Une journée au musée

5 Oct

Sur la colline de Ngaliema, au pied de l’ancien palais présidentiel de Mobutu se trouve un chouette musée présentant les traditions du Congo.

L’endroit en lui-même est fascinant, et chargé d’histoire, puisque c’est pratiquement ici-même qu’a eu lieu l’implantation coloniale, quand ce vieux grigou de Stanley embobina un chef local pour y fonder Léopoldville, souvenez-vous.

La baie de Ngaliema. Au 1er rang, les chantiers navals (objet d'un futur post), au fond, Kinshasa.

Un musée à l’ambition nationale pour un pays comme la RDC révèle tout de suite ses paradoxes : comme le rappelle une grande carte à l’entrée, le pays est une immense mosaïque de peuples aux cultures, langues, et patrimoines différents, isolés artificiellement de leurs voisins et frères par des frontières inventées. La visite passera donc d’un peuple ou d’une région à l’autre, sans transition. On s’y perd un peu, mais c’est pas grave.

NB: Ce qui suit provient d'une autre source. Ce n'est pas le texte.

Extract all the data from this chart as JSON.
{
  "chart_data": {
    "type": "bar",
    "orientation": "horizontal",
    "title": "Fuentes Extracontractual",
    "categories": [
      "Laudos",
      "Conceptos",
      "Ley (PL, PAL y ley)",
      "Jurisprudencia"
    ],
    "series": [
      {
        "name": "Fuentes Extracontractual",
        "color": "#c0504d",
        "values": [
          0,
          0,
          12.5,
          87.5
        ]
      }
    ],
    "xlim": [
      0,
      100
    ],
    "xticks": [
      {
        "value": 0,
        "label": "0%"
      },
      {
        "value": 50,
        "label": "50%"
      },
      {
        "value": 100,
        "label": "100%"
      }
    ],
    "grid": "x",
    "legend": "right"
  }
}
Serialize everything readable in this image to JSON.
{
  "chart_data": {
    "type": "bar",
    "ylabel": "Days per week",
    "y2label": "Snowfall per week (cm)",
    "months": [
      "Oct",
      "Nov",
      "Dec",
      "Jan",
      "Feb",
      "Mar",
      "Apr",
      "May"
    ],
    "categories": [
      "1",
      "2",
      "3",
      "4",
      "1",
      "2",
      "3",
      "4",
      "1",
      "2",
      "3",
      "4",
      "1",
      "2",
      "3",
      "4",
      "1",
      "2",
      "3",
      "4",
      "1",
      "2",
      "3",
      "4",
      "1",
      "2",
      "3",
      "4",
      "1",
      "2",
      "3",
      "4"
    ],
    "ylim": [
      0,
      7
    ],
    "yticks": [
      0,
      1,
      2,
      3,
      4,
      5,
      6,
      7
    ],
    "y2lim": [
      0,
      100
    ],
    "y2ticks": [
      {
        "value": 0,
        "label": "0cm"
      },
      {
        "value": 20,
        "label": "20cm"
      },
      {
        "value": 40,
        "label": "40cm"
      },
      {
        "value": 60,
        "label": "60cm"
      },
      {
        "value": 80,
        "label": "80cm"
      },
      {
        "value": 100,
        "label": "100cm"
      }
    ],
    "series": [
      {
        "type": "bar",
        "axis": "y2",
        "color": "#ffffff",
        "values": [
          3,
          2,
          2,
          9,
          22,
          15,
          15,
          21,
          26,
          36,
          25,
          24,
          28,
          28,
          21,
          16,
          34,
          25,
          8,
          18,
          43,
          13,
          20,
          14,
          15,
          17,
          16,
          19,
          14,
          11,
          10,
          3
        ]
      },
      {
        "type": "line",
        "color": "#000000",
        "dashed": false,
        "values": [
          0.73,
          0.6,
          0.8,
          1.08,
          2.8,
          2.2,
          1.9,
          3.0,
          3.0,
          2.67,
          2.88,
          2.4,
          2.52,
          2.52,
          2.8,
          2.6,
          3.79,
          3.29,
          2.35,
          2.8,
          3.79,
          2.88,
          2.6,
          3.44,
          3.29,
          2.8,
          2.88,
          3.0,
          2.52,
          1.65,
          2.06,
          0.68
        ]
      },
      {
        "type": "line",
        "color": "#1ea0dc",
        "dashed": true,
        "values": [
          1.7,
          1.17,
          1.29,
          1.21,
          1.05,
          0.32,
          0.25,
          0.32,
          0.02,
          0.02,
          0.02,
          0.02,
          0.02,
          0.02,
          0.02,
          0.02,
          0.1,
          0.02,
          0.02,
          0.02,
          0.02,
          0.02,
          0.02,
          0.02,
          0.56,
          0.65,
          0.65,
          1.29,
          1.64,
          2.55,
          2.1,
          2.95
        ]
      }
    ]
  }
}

La salle principale, sinon unique, du musée présente une large collection d’objets en bois. Ici, ni or, ni ivoire, il est sans doute trop compliqué d’exposer des objets ayant une valeur marchande. Les vitrines s’articulent autour des différents aspects de la vie traditionnelle : communication, rites de passage à l’âge adulte, vie sociale, symboles du pouvoir, loisirs… On voit des statues, des accessoires, des instruments divers et bien sûr un max de masques dont le style, il est toujours bon de le rappeler, a quand même joué un rôle un peu crucial dans l’art occidental du 20ème siècle.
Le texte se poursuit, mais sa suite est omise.